El dictador de la chequera, por Felipe Ferro

El Ministerio de Hacienda en cualquier gobierno serio es la columna vertebral de la estabilidad económica. Pero en la Casa de Nariño, Gustavo Petro parece verlo como un simple accesorio desechable.

En poco más de tres meses, el país tiene un nuevo ministro de Hacienda, el cuarto en la administración, y la razón de la destitución del anterior no puede ser más alarmante: dijo la verdad.

Diego Guevara se atrevió a advertirle al presidente que no se puede gastar más de lo que hay, que el país enfrenta un déficit fiscal del 5,1% del PIB y una deuda del 60,6% del PIB, cifras que por sí solas harían temblar a cualquier gobernante sensato.

Pero Petro no quiere sensatez, quiere obediencia ciega. Prefiere ministros que aplaudan sus caprichos, aunque nos lleven directo al abismo económico.

No sorprende que la calificadora de riesgos, Fitch Ratings haya bajado la perspectiva de riesgo de Colombia a negativa esta semana, advirtiendo que la crisis fiscal es inminente si el gobierno sigue con su desenfrenada política de gasto. La salida de Guevara agrava la incertidumbre y refuerza la imagen de un gobierno errático, donde las decisiones se toman con sentido dogmático e intransigente y no con la cabeza fría de la responsabilidad financiera.

El mismo José Antonio Ocampo, el primer ministro de Hacienda de Petro, lo advirtió: tanta rotación en el gabinete solo genera desconfianza.


El nuevo ministro, Germán Ávila, tiene algo que Guevara no: lealtad incondicional a Petro.
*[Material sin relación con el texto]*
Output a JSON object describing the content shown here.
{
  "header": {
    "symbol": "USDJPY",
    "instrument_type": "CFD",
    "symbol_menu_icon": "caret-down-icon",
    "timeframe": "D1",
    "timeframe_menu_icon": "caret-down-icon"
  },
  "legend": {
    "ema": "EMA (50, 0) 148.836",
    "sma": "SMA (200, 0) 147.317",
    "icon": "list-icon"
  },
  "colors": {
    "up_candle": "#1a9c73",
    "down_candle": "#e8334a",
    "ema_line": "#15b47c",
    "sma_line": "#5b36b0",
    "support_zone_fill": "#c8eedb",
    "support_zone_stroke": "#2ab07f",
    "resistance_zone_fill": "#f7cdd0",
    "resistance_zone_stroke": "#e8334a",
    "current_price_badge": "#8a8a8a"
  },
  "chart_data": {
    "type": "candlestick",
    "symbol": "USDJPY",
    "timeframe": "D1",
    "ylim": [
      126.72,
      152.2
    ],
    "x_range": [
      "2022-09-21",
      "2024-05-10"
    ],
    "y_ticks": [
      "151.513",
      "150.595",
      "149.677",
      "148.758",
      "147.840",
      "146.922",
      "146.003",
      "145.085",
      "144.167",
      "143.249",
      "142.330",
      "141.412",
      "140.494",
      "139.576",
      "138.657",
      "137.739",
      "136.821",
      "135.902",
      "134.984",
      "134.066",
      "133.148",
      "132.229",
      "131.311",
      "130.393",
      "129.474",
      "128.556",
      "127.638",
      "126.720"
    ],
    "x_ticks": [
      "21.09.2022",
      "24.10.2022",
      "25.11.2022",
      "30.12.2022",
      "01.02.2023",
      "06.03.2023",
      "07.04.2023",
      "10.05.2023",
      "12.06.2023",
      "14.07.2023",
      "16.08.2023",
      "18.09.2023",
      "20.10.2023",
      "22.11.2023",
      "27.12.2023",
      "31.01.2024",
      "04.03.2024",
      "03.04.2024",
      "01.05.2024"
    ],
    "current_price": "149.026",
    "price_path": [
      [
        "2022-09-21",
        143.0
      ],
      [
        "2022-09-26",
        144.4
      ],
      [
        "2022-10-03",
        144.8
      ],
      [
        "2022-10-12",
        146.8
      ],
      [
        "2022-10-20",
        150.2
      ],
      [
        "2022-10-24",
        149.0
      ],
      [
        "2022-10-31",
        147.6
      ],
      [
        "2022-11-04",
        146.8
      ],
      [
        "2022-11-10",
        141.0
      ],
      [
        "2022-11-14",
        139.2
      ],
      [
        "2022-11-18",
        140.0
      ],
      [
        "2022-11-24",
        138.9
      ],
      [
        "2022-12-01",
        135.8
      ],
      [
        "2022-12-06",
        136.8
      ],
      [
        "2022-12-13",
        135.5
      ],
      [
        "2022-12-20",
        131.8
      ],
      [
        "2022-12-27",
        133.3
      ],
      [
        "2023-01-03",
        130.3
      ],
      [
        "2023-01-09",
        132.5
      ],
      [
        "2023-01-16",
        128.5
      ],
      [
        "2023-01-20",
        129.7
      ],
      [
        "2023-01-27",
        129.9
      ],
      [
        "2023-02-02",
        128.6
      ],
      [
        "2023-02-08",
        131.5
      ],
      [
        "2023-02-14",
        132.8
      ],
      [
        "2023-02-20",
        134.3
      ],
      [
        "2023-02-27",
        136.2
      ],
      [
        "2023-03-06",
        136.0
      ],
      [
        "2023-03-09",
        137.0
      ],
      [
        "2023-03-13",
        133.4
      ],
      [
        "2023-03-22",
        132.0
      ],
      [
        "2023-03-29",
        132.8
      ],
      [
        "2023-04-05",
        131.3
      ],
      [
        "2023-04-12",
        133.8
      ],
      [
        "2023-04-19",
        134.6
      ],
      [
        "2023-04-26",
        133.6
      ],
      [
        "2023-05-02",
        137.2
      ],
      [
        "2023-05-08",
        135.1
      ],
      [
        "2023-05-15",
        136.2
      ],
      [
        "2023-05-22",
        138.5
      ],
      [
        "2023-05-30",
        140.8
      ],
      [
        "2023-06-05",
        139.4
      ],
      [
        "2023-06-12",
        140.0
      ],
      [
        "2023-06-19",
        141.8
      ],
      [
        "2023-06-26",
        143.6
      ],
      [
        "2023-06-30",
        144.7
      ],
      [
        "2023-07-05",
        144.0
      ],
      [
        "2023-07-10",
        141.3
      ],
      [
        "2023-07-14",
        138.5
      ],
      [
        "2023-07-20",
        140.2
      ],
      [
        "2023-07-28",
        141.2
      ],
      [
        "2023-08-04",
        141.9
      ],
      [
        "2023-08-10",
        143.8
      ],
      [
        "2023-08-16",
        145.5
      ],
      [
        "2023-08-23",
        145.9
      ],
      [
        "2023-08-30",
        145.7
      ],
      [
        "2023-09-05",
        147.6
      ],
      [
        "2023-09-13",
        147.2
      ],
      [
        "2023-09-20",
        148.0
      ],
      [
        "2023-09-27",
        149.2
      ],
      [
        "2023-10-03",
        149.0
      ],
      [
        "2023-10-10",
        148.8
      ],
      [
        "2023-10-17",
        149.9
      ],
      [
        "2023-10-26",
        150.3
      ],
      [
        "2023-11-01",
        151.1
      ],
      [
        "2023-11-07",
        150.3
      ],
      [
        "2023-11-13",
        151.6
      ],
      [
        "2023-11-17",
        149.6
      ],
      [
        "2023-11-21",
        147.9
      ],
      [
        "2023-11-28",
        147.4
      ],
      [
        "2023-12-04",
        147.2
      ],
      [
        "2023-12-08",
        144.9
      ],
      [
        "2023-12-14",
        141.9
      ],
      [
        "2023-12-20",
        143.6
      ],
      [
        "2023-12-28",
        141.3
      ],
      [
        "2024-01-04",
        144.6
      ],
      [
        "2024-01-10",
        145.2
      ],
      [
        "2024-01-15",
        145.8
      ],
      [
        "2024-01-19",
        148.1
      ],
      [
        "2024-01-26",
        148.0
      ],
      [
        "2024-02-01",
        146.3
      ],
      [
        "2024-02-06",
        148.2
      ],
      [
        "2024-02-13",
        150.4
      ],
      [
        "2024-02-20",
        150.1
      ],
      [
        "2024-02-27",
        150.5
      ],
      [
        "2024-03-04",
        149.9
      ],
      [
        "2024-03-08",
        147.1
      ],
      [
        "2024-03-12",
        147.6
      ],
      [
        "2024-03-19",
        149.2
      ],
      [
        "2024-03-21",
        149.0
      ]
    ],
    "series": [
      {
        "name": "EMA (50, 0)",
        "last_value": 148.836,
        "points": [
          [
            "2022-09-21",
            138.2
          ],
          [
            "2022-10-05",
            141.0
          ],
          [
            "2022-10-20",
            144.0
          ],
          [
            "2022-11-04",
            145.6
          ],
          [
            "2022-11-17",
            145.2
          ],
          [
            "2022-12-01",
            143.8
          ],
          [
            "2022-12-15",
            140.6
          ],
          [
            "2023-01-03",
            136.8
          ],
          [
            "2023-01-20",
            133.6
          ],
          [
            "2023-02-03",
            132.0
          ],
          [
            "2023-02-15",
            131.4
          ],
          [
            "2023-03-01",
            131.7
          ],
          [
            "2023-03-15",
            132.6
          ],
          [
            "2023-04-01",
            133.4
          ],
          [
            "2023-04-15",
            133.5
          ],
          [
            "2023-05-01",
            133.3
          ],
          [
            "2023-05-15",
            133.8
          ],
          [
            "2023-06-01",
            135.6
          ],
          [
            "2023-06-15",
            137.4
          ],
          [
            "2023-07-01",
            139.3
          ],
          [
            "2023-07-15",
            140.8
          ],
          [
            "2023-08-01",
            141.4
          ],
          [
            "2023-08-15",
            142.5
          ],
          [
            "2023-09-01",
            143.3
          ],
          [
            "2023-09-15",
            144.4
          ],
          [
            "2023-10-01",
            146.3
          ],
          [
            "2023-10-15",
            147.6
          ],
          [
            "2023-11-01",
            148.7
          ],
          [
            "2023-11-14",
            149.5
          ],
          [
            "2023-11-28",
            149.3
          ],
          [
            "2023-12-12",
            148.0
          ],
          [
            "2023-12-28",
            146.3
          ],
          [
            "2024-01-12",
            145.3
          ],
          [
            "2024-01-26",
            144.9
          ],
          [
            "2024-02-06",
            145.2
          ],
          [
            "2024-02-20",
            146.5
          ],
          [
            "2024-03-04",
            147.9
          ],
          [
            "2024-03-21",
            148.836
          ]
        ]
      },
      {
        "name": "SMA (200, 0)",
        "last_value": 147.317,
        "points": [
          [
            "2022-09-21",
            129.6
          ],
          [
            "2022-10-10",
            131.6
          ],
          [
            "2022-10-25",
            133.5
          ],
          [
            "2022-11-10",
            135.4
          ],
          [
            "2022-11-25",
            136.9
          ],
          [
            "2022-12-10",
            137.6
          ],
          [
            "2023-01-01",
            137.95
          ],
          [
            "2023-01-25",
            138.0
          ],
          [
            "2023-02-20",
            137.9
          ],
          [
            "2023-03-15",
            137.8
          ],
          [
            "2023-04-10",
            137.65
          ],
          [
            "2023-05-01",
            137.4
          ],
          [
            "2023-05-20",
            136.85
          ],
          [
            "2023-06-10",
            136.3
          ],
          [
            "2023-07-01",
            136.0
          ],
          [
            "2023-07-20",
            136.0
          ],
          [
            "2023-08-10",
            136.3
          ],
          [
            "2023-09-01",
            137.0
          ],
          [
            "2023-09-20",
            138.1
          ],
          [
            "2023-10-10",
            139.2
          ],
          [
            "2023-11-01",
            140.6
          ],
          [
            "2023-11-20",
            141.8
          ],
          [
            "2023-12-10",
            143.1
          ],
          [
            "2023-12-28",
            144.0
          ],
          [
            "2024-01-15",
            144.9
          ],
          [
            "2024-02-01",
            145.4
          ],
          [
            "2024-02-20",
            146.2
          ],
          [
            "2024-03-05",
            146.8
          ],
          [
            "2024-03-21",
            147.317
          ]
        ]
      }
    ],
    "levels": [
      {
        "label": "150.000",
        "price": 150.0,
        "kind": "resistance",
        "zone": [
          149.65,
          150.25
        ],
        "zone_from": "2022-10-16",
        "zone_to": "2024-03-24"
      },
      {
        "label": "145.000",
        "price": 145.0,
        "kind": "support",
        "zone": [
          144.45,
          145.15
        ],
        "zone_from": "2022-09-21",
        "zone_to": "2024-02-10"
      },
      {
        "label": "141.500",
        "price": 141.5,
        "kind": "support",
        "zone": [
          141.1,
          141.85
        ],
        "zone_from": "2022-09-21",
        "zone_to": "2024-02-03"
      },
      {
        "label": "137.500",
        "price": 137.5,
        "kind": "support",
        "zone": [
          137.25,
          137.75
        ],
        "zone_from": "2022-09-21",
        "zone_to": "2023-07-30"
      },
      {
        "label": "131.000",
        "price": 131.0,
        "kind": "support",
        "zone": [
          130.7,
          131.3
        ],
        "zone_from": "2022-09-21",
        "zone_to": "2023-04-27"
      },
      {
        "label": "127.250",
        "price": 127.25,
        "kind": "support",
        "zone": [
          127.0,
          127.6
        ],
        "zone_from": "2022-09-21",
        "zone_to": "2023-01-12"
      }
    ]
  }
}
Fue su compañero de andanzas en el M-19 y ahora, décadas después, vuelve a su lado, no por mérito, sino por conveniencia. Su experiencia en gestión pública no es precisamente un aval de transparencia; su paso por Metrovivienda en la administración de Lucho Garzón terminó con escándalos de platas que nunca se aclararon del todo.

El problema de fondo no es solo la constante rotación de ministros, sino la ausencia de un rumbo económico claro. Colombia necesita estabilidad, seguridad jurídica y confianza para atraer inversión, pero en su lugar tenemos improvisación y decisiones guiadas por ideología y no por realidad económica. Cada salida abrupta de un ministro clave ahuyenta a los inversionistas y nos acerca más al colapso.

El mensaje del gobierno es claro: aquí no hay espacio para la razón ni la técnica, solo para la obsecuencia. Mientras tanto, los colombianos pagamos el precio de la improvisación y el desgobierno.

Cuando las cifras no cuadren, cuando la inversión se detenga y el país se sumerja en una crisis económica, Petro hará lo de siempre: culpará al pasado, al “neoliberalismo” o a los “enemigos del cambio”. Pero los números no mienten: la irresponsabilidad fiscal nos está llevando a la ruina, y el dictador de la chequera no aceptará razones hasta que el pozo esté seco.